BitLocker is Microsoft's response to one of their top customer requests: to address the threats of data theft or exposure from lost or stolen PCs with a tightly integrated solution from within the Operating System. BitLocker prevents a thief who boots another operating system or runs a software hacking tool from a Vista box and prevents offline viewing of the files stored on the protected drive.
Some Linux people are already complaining about issues with dual-booting as a result of this technology, but the system is certainly an improvement from what was available. Another lingering concern involves encryption being tied to an individuals user account, which make the tool inherently insecure.
Perhaps the most important security feature is the User Account Control (UAC). This allows ordinary users to get more control and authority over installing, updating and changing their systems without having to become an administrator. In theory it looks good, but as a practical matter, the beta testers disliked that the system that was always in your face.
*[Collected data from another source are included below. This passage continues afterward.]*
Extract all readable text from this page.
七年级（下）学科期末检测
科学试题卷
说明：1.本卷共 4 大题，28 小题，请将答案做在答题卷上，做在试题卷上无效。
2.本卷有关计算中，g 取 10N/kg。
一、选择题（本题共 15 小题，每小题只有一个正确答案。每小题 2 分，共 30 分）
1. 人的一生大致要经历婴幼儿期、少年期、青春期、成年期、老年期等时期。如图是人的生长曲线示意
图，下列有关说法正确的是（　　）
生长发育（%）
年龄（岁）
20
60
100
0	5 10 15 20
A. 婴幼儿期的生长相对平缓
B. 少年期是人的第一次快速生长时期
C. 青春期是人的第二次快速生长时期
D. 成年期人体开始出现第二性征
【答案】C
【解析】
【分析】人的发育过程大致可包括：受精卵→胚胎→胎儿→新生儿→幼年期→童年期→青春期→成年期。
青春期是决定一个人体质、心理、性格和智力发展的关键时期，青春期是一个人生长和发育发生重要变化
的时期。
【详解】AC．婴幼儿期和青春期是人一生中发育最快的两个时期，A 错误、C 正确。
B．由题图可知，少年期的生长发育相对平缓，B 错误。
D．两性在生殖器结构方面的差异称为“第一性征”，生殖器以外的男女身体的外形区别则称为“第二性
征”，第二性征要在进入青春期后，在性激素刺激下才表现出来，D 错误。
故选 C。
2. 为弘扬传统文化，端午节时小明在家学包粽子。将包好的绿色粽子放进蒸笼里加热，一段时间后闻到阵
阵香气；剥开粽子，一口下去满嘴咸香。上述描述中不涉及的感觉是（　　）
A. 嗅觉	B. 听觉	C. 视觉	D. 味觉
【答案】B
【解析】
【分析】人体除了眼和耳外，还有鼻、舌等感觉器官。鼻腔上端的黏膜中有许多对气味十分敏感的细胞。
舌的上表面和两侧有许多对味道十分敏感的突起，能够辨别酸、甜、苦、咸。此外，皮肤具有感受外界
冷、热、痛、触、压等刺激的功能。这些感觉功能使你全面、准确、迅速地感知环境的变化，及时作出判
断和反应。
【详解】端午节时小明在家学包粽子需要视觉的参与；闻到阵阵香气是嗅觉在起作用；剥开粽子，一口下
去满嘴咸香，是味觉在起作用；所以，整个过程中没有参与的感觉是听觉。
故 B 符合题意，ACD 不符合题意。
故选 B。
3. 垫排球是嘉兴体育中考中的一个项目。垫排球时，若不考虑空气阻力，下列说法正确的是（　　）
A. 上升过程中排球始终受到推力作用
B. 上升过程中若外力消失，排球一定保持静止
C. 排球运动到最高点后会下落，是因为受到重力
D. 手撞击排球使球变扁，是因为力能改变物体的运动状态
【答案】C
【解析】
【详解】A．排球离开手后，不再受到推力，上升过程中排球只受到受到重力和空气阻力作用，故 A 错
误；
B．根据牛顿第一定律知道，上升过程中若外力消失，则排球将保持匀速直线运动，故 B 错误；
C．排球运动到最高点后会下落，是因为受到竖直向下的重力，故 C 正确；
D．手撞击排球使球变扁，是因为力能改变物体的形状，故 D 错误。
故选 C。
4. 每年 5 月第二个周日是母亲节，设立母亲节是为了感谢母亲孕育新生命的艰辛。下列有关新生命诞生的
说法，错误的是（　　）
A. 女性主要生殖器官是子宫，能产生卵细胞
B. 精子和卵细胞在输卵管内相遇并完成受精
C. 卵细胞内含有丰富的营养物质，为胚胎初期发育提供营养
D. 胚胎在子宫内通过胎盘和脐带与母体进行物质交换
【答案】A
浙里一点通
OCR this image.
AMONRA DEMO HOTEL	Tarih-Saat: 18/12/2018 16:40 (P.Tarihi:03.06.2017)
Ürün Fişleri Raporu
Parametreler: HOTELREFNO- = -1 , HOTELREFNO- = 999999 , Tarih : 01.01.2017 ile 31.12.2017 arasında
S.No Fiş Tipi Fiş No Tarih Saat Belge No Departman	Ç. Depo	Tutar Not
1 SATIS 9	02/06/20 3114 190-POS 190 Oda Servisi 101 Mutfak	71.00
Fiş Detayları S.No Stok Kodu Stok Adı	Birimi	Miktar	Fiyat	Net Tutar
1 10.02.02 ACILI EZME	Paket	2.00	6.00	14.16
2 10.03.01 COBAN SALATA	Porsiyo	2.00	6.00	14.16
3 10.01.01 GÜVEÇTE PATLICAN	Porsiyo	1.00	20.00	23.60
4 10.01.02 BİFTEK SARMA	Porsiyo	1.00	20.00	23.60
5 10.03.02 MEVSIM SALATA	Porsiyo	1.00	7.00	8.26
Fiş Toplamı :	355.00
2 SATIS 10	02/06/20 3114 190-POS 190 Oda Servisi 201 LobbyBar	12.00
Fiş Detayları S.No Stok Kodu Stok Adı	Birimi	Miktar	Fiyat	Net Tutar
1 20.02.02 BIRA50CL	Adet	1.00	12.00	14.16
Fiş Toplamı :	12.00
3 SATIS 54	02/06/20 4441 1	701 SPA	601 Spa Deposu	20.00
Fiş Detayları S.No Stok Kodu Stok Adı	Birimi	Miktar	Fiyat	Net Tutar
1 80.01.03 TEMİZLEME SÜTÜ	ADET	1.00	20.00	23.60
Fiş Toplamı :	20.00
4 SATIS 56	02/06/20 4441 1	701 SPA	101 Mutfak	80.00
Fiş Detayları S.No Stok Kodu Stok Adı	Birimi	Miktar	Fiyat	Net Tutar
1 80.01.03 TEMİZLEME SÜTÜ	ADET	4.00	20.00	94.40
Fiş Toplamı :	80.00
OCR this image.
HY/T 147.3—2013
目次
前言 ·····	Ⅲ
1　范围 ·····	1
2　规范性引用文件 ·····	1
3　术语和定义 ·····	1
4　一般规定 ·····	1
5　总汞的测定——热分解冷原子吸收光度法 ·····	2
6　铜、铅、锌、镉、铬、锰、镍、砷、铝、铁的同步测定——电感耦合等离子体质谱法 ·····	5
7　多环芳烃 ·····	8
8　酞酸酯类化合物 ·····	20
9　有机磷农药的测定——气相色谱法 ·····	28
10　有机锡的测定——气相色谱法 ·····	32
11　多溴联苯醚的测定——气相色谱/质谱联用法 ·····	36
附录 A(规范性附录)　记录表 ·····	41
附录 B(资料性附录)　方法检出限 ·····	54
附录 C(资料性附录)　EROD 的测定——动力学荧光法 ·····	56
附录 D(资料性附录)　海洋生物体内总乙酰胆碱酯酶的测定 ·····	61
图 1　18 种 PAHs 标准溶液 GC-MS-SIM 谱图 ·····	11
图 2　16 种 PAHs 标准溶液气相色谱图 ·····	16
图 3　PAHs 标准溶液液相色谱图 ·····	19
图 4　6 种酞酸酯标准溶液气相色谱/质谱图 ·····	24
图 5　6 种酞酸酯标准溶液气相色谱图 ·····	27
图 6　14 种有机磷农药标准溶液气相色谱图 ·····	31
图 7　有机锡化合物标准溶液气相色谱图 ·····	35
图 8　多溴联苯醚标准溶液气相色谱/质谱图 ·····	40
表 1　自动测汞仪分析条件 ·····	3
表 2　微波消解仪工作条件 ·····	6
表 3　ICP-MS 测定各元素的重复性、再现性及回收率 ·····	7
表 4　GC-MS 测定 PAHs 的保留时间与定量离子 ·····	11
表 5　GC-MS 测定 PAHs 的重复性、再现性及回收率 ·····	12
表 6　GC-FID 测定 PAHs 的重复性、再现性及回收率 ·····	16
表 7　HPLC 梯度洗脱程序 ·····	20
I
As a result Microsoft had to throw in some fixes which made the system more bareable to users.
Comparing this system to Linux is like comparing apples to oranges. Linux handles control of files and configuration settings through permissions and ownerships, with the usage of ACL's where necessary. That methodology, though far from perfect, is much more mature and has proven effective through the years.
The Vista Security guide comes with two installation methods. The first uses the Enterprise client (EC), which is for the vast majority of users. The second is the Specialized Security –Limited functionality (SSLF) security configuration, which is for major financial or government intelligence agencies. Recent versions of Linux, such as RHEL, come with an option to add Security Enhanced mechanisms like SELinux. Even the biggest Microsoft booster would not compare a hardened SELinux server to anything Vista could do.
Further, Linux doesn't need all the virus protection or malicious software removal tools because Linux systems are not virus or malware prone. It remains to be seen whether the proliferation of Vista systems will really make a dent in the amount of malware that we've seen across the years on Windows machines.
Even though Microsoft has made strides with security in Vista, time will tell whether or not the enhancements made to it really allow it to be discussed in the same breathe with Linux or FreeBSD as a secure system.